All plutonium originates in nuclear reactors and is produced by the capture of
extra neutrons by uranium-238 to form U-239, which then undergoes a series of decays
to form Pu-239:
     U-238 + n -> U-239 -> Np-239 -> Pu-239
Some of this plutonium gets consumed by fission before it is removed from the
reactor, and some of it gets transmuted to heavier isotopes of plutonium by capturing
more neutrons:
     Pu-239 + n -> Pu-240
The isotopic composition of plutonium is affected by how long it stays in the reactor. Short exposures produce plutonium with very little Pu-240 and with very little plutonium being consumed by fission. Long exposures produce high Pu-240 concentrations, and a substantial portion of the plutonium produced is consumed by fission.
The isotopic composition matters with regard to manufacturing weapons for two reasons.
In the earliest years of weapon design the emission of neutrons was a problem in making a reliable efficient weapon because of the problem of predetonation. A high neutron flux makes it difficult or impossible to compress a bomb core containing several kilograms of plutonium to supercriticality before the bomb disassembled with a greatly reduced yield. The advent of composite cores containing highly enriched U-235 and plutonium (in the late 1940s) greatly reduced this difficulty though since the option of using a relatively small amount of plutonium in a mostly uranium core became available. The later development of fusion boosted weapons (in the mid 1950s) eliminated it entirely since the fusion boosting effect ensures efficient weapons, even with low initial fission yields.

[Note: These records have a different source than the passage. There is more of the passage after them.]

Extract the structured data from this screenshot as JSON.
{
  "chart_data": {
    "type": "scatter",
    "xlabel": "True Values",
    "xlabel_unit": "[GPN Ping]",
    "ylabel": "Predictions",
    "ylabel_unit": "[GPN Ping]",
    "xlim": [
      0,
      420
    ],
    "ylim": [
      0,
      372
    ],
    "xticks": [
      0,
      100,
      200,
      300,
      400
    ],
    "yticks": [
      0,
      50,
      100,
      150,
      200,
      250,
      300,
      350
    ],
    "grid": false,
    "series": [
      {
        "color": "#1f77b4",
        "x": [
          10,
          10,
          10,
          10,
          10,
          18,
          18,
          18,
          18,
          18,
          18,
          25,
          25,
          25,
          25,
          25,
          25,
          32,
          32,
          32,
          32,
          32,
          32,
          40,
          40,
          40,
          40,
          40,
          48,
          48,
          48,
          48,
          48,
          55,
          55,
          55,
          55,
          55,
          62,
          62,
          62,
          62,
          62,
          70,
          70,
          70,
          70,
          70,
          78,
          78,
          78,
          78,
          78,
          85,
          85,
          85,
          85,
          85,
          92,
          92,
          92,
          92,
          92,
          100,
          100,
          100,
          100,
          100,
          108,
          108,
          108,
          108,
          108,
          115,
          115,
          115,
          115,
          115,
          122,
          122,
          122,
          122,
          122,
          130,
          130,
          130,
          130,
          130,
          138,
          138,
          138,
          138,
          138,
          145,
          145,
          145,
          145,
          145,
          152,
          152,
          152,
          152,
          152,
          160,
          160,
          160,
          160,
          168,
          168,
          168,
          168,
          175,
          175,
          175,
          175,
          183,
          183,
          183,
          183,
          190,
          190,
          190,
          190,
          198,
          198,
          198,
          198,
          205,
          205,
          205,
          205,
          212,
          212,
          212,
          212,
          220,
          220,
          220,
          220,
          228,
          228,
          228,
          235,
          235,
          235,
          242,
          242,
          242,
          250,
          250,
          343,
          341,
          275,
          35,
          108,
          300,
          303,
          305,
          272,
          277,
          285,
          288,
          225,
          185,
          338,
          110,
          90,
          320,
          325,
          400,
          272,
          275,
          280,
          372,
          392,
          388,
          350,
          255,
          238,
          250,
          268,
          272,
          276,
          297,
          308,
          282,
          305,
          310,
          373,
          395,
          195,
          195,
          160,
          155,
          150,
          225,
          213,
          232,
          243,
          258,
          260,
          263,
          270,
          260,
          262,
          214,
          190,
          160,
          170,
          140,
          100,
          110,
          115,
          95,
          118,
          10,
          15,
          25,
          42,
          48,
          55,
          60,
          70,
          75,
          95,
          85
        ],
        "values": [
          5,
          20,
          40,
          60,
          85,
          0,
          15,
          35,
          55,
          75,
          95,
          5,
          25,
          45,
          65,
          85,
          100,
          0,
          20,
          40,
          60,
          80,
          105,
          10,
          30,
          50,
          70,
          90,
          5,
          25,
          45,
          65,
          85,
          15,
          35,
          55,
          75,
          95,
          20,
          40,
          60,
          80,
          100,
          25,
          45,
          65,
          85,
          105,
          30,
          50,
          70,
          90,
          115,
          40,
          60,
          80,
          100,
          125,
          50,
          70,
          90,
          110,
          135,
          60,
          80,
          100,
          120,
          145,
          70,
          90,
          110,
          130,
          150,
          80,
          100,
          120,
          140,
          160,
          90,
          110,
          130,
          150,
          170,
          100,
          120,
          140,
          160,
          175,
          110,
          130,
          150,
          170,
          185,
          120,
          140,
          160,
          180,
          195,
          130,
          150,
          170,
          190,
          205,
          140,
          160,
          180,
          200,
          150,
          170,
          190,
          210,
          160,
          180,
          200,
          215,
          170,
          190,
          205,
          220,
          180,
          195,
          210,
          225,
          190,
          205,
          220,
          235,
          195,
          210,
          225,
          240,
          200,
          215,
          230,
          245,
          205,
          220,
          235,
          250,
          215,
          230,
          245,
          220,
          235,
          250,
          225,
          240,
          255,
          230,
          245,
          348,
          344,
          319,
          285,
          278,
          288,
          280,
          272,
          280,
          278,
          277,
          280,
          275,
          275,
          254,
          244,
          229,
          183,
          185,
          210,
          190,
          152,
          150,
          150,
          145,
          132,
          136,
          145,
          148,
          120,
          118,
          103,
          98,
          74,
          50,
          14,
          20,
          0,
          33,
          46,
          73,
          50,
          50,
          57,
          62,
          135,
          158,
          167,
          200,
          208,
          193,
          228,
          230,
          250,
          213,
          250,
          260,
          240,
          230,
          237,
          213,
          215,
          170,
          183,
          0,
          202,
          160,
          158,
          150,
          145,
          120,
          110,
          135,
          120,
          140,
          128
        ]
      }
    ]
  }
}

Plutonium can be obtained from special purpose plutonium production reactors, or as a by-product of commercial power or research reactors. The plutonium produced by special purpose production reactors has a relatively low Pu-240 content (<7%) and is called "weapons grade", while commercial reactors may produce plutonium with Pu-240 with concentrations of >20% and is called "reactor grade".
At left is the
loading face of the world's first plutonium production reactor, the B-Reactor located
at Hanford Washington. Uranium fuel rods were inserted in the holes for
irradiation.
Essentially all of the plutonium currently in weapons throughout the world was produced in special purpose plutonium production reactors. Initially each of the five declared nuclear powers began producing plutonium for weapons on a large scale many years before they developed significant numbers of commercial power reactors. Special purpose reactors were required for weapons production because there was no other sources of plutonium available.
These special purpose reactors produce "weapon grade" plutonium, as opposed to
grades with higher Pu-240 concentrations, for two reasons:
The actual
fabrication and processing of plutonium is done manually in glove boxes like these,
which means there is negligible shielding between the operator and the
neutron-emitting plutonium. If higher Pu-240 plutonium were used in weapons, then
either remote control processing cells would have to be used, or the number of hours
that each worker could spend at these tasks would have to be sharply reduced. Either
of these would drive up the cost of weapon processing considerably. It is for this
reason, as well as historical and policy reasons, that explain why reactor grade
plutonium is not used in U.S. weapon. It is not due to any inherent inability to do
so (contrary to some statements made by the nuclear power industry).
Another example of a typical plutonium processing operation.
At left is the X-Y
plutonium storage facility at Rocky Flats. This facility is now shut down, but
plutonium is still stored there. The plutonium is stored in sub-critical units, that
are carefully spaced in a rectangular ("X-Y") grid to prevent criticality accidents.
The manipulation of the plutonium is handled by remote control machinery - partly for
security, partly due to radiation exposure hazards.
Due to the
extremely serious consequences of unauthorized acquisition of plutonium, the X-Y
facility is heavily guarded.
This ring of electrorefined plutonium metal has a purity of more than 99.96 per cent.
It is typical of the rings that were prepared at Los Alamos and shipped to Rocky
Flats for weapon fabrication before the latter faciltiy was shut down, and U.S.
weapon manufacture halted.
The ring weighs 5.3 kilograms, enough for one bomb core, and is approximately 11
centimeters in
diameter. The ring shape is important for criticality safety. There is enough
plutonium in this ring to make a modern strategic nuclear weapon.
This is
history's first gram-scale sample of plutonium metal ever fabricated (weight 520
milligrams), made by Ted Magel and Nick Dallas at Los Alamos on March 23,
1944.
This is the Los Alamos press that
fabricated the plutonium
cores for the Trinity and Nagasaki bombs. It hot-pressed the plutonium-gallium alloy
into the required hemispherical shapes.
These
buttons of refined plutonium metal were used in the core
of the Fat Man bomb dropped on Nagasaki.